Chinese refined lead exports totaled 85,000 tonnes in the January-May 2026 period, up 12% from 76,000t in the same period of 2025. The sustained export flow confirms that China's lead market is well-supplied from both primary concentrate imports and secondary recycling, generating surplus for international markets. Monthly export volumes averaged 17,000t, with May alone at 18,500t.
Destination markets are concentrated in Southeast Asia and the Mediterranean. Vietnam imported 22,000t of Chinese lead in the period, followed by Thailand (15,000t) and Malaysia (11,000t). In the Mediterranean, Turkish importers took 14,000t, and Egyptian importers 8,000t. These markets lack significant domestic primary lead production and depend on imports for battery manufacturing feedstock.

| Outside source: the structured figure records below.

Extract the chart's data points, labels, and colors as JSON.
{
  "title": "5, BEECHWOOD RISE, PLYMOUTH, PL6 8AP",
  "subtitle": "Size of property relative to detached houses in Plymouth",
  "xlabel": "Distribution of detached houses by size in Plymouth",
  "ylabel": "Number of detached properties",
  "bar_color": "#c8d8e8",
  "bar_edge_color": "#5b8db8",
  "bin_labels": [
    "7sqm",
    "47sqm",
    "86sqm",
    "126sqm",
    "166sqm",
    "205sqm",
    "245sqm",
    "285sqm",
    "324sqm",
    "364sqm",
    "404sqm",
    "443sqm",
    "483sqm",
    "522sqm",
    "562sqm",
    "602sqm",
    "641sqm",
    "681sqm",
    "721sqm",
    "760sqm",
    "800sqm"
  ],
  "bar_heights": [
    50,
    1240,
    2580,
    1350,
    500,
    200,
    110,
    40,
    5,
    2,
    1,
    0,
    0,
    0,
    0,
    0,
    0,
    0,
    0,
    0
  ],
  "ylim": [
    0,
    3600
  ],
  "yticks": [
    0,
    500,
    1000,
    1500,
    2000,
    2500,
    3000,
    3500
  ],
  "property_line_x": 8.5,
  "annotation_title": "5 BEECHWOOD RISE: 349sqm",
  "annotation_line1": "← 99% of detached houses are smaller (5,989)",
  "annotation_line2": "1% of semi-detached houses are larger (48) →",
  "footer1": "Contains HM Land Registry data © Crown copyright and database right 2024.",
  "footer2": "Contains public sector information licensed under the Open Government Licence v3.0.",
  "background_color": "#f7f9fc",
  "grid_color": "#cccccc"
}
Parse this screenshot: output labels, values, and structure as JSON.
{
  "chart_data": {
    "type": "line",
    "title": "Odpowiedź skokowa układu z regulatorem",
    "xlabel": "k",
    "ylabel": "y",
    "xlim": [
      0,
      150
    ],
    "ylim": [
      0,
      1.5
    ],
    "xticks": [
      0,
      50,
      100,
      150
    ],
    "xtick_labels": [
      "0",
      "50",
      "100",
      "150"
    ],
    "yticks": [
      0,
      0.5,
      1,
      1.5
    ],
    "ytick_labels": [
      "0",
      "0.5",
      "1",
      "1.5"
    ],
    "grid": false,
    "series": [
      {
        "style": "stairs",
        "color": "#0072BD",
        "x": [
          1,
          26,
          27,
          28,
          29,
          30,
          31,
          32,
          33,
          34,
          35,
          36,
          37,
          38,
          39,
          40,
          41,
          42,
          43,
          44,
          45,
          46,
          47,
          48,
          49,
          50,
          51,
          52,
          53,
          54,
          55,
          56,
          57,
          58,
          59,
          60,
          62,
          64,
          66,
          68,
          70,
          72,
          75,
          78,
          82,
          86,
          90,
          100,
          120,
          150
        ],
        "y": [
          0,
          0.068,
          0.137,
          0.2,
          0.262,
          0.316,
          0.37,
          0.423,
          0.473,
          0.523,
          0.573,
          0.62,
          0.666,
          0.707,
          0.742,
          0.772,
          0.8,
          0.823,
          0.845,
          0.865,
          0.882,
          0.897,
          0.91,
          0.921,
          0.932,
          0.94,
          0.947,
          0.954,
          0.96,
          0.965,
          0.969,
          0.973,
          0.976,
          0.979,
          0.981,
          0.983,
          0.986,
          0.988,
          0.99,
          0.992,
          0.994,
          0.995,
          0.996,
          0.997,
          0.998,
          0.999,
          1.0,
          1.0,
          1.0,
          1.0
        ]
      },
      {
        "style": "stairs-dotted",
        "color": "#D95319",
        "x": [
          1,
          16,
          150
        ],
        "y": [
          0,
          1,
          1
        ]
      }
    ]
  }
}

The Chinese export flow has contributed to LME stock accumulation. LME lead inventories at 301,950t include significant volumes of Chinese-origin refined metal. A notable portion of the LME inventory sits in Asian locations: Busan (82,000t), Singapore (45,000t), and Johor (38,000t). LME lead cash-to-three-month contango stands at $8/t, signaling adequate near-term supply.
European lead import demand is steady. Europe imports approximately 150,000t/year of refined lead from non-EU sources, primarily Kazakhstan and Russia. The ongoing geopolitical situation means some European buyers are diversifying away from Russian-origin lead, creating incremental demand for Chinese and Australian material. European lead premiums sit at $150-180/t over LME cash, stable since Q1.
The export picture reinforces the medium-term bearish outlook. Chinese lead surplus is structural: domestic production capacity exceeds domestic consumption by roughly 300,000t/year, and that gap is growing as battery recycling expands. LME lead is unlikely to sustain prices above $2,100/t without a significant supply disruption or a weaker Chinese currency narrowing export economics.
Chinese lead exports provide a reliable supply source for buyers in Southeast Asia and the Mediterranean. For European buyers, the contango structure means delayed purchasing is cheaper — spot premiums are stable. The main risk is a sudden Chinese export tax change, but there is no signal of that. For North American buyers, the domestic secondary market is the largest supply source and well-supplied.